I am embarrassed to admit that I knew absolutely nothing about Giacometti, other than I thought he was an Italian Renaissance sculptor.
Man with a pointing finger, recently sold at auction for $141m http://si.wsj.net/public/resources/images/BN-HW779_CHRIST_JV_20150414211141.jpg
So wrong. Alberto was born in Switzerland in 1901 and died in 1966. His father, Giovanni, was also a well known post impressionist painter. He is best known for his skinny sculptures, but he was also an extraordinary painter.
Woman of Venice VIII by Alberto Giacometti, 1956. Photograph: The Estate of Alberto Giacometti/NPG
In 1922 he moved to Paris to train with Antoine Bourdelle, an associate of Rodin. However, this exhibition is more about painting than sculpture, and Alberto’s close relationship with his family. His mother, his brother Diego, his wife Annette and ‘Caroline’ an acquaintance with questionable connections, each have a room. His portraits are extraordinary.
The subdued palette, the placement of the subject, the visible workings and reworkings, the energy, as if the marks have been scratched into the paint.

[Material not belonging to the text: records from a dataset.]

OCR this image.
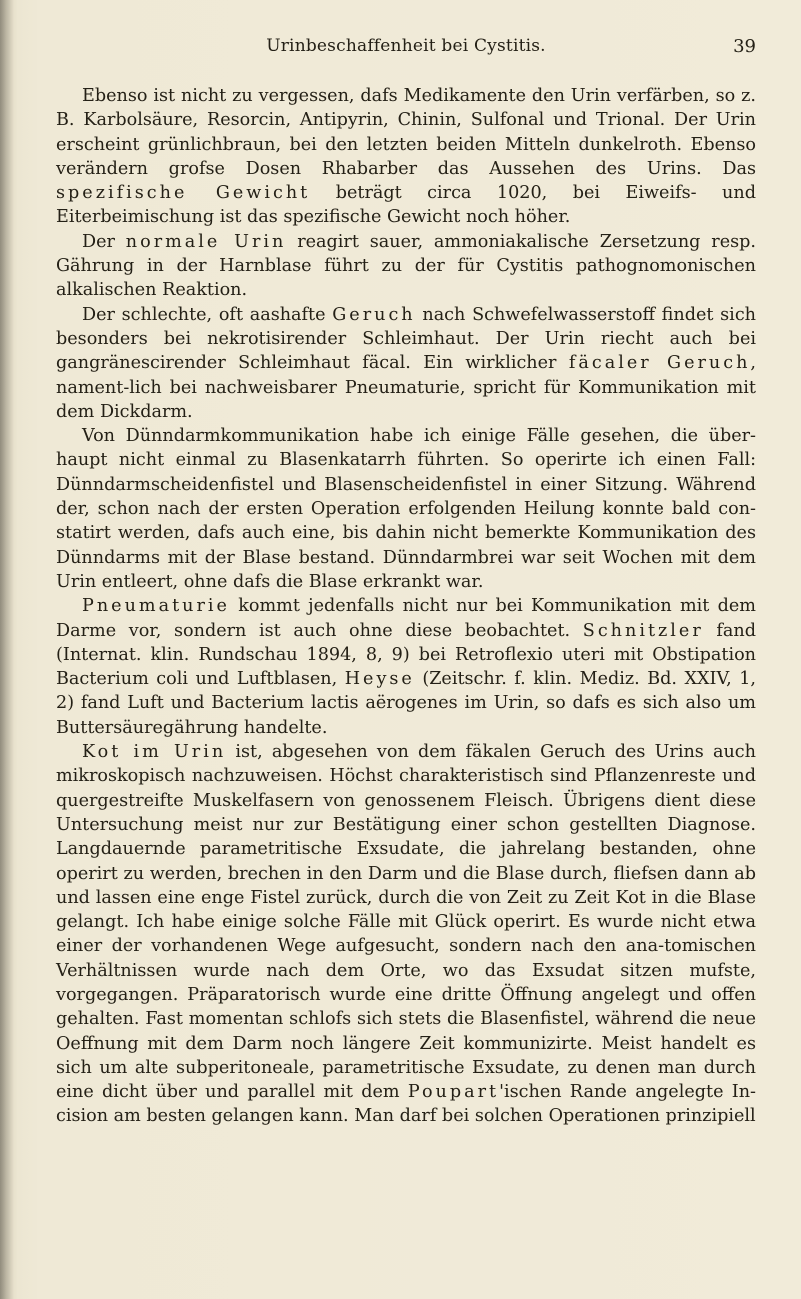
Urinbeschaffenheit bei Cystitis.	39

Ebenso ist nicht zu vergessen, dafs Medikamente den Urin verfärben, so z. B. Karbolsäure, Resorcin, Antipyrin, Chinin, Sulfonal und Trional. Der Urin erscheint grünlichbraun, bei den letzten beiden Mitteln dunkelroth. Ebenso verändern grofse Dosen Rhabarber das Aussehen des Urins. Das spezifische Gewicht beträgt circa 1020, bei Eiweifs- und Eiterbeimischung ist das spezifische Gewicht noch höher.

Der normale Urin reagirt sauer, ammoniakalische Zersetzung resp. Gährung in der Harnblase führt zu der für Cystitis pathognomonischen alkalischen Reaktion.

Der schlechte, oft aashafte Geruch nach Schwefelwasserstoff findet sich besonders bei nekrotisirender Schleimhaut. Der Urin riecht auch bei gangränescirender Schleimhaut fäcal. Ein wirklicher fäcaler Geruch, nament-lich bei nachweisbarer Pneumaturie, spricht für Kommunikation mit dem Dickdarm.

Von Dünndarmkommunikation habe ich einige Fälle gesehen, die über-haupt nicht einmal zu Blasenkatarrh führten. So operirte ich einen Fall: Dünndarmscheidenfistel und Blasenscheidenfistel in einer Sitzung. Während der, schon nach der ersten Operation erfolgenden Heilung konnte bald con-statirt werden, dafs auch eine, bis dahin nicht bemerkte Kommunikation des Dünndarms mit der Blase bestand. Dünndarmbrei war seit Wochen mit dem Urin entleert, ohne dafs die Blase erkrankt war.

Pneumaturie kommt jedenfalls nicht nur bei Kommunikation mit dem Darme vor, sondern ist auch ohne diese beobachtet. Schnitzler fand (Internat. klin. Rundschau 1894, 8, 9) bei Retroflexio uteri mit Obstipation Bacterium coli und Luftblasen, Heyse (Zeitschr. f. klin. Mediz. Bd. XXIV, 1, 2) fand Luft und Bacterium lactis aërogenes im Urin, so dafs es sich also um Buttersäuregährung handelte.

Kot im Urin ist, abgesehen von dem fäkalen Geruch des Urins auch mikroskopisch nachzuweisen. Höchst charakteristisch sind Pflanzenreste und quergestreifte Muskelfasern von genossenem Fleisch. Übrigens dient diese Untersuchung meist nur zur Bestätigung einer schon gestellten Diagnose. Langdauernde parametritische Exsudate, die jahrelang bestanden, ohne operirt zu werden, brechen in den Darm und die Blase durch, fliefsen dann ab und lassen eine enge Fistel zurück, durch die von Zeit zu Zeit Kot in die Blase gelangt. Ich habe einige solche Fälle mit Glück operirt. Es wurde nicht etwa einer der vorhandenen Wege aufgesucht, sondern nach den ana-tomischen Verhältnissen wurde nach dem Orte, wo das Exsudat sitzen mufste, vorgegangen. Präparatorisch wurde eine dritte Öffnung angelegt und offen gehalten. Fast momentan schlofs sich stets die Blasenfistel, während die neue Oeffnung mit dem Darm noch längere Zeit kommunizirte. Meist handelt es sich um alte subperitoneale, parametritische Exsudate, zu denen man durch eine dicht über und parallel mit dem Poupart'ischen Rande angelegte In-cision am besten gelangen kann. Man darf bei solchen Operationen prinzipiell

I am reminded of the recent Turner exhibition at Tate Britain, where after several rooms of beautiful work, I felt overwhelmed by the sameness. This exhibition had much the same quality, several rooms of similar work, but rather than feeling overwhelmed, it was their sameness that was captivating, that created the intensity of emotional connection to the work.
I am afraid all the images I could find do not do justice to his work. It is one of those exhibitions that you just have to go and see. The beautifully illustrated book of the exhibition is on my Christmas list.

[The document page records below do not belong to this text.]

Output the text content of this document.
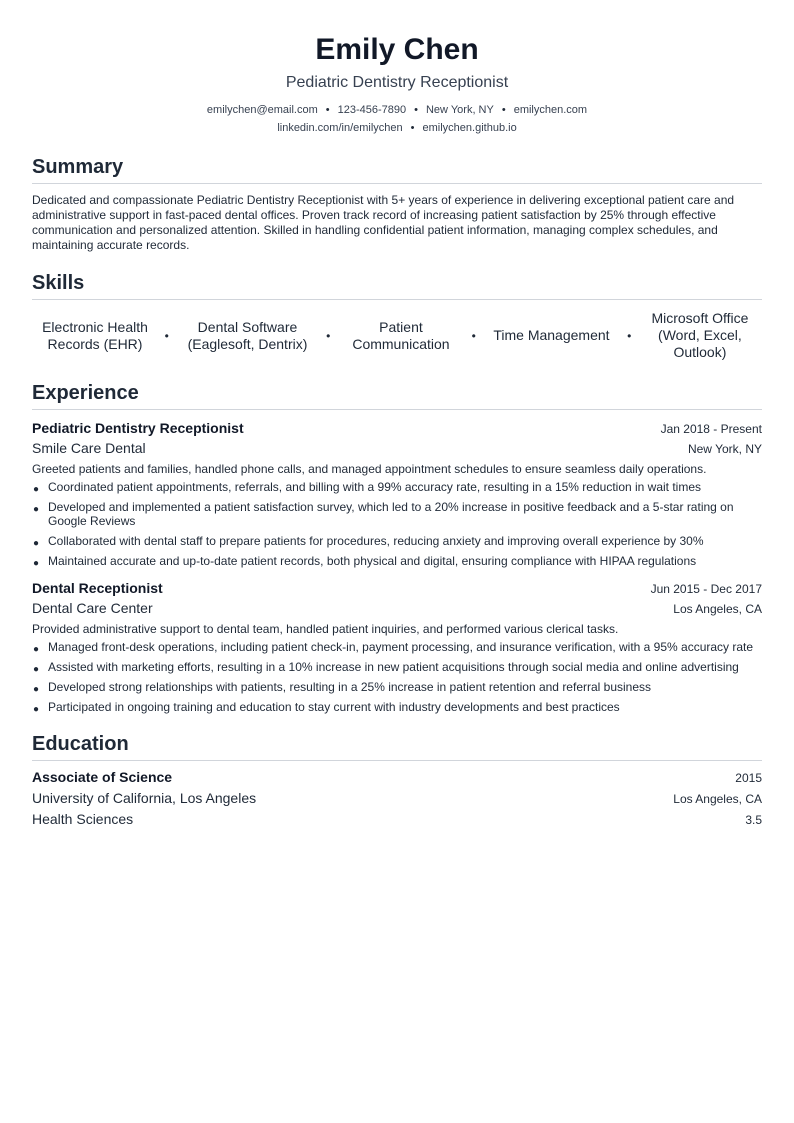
Emily Chen
Pediatric Dentistry Receptionist
emilychen@email.com • 123-456-7890 • New York, NY • emilychen.com
linkedin.com/in/emilychen • emilychen.github.io
Summary
Dedicated and compassionate Pediatric Dentistry Receptionist with 5+ years of experience in delivering exceptional patient care and administrative support in fast-paced dental offices. Proven track record of increasing patient satisfaction by 25% through effective communication and personalized attention. Skilled in handling confidential patient information, managing complex schedules, and maintaining accurate records.
Skills
Electronic Health Records (EHR)	•
Dental Software (Eaglesoft, Dentrix)	•
Patient Communication	•	Time Management	•
Microsoft Office (Word, Excel, Outlook)
Experience
Pediatric Dentistry Receptionist	Jan 2018 - Present
Smile Care Dental	New York, NY
Greeted patients and families, handled phone calls, and managed appointment schedules to ensure seamless daily operations.
● Coordinated patient appointments, referrals, and billing with a 99% accuracy rate, resulting in a 15% reduction in wait times
● Developed and implemented a patient satisfaction survey, which led to a 20% increase in positive feedback and a 5-star rating on Google Reviews
● Collaborated with dental staff to prepare patients for procedures, reducing anxiety and improving overall experience by 30%
● Maintained accurate and up-to-date patient records, both physical and digital, ensuring compliance with HIPAA regulations
Dental Receptionist	Jun 2015 - Dec 2017
Dental Care Center	Los Angeles, CA
Provided administrative support to dental team, handled patient inquiries, and performed various clerical tasks.
● Managed front-desk operations, including patient check-in, payment processing, and insurance verification, with a 95% accuracy rate
● Assisted with marketing efforts, resulting in a 10% increase in new patient acquisitions through social media and online advertising
● Developed strong relationships with patients, resulting in a 25% increase in patient retention and referral business
● Participated in ongoing training and education to stay current with industry developments and best practices
Education
Associate of Science	2015
University of California, Los Angeles	Los Angeles, CA
Health Sciences	3.5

With time to spare before I collected my granddaughter from nursery, I headed to the Borough Art Gallery on Borough Road, home of David Bomberg. I somehow had managed to miss the recent Borough Group exhibition, but I knew they kept a small sample of work on permanent display. The Elemental Force of Charcoal: Drawing at the Borough, on until 16 Feb, is a number of expressive charcoal works from the Sarah Rose Collection, by Bomberg and his students, principally Dennis Creffield, Edna Mann and Miles Richmond.
Beauvais Cathedral East End – Dennis Creffield
Surprisingly I found Bomberg’s charcoal works heavy and lacking sensitivity, whilst this particular work by Creffield was an inspiration. The multilayered, suffused mark making, is powerful, sensitive and emotional, seducing the viewer in. It is easy to miss the cathedral until alerted by the title.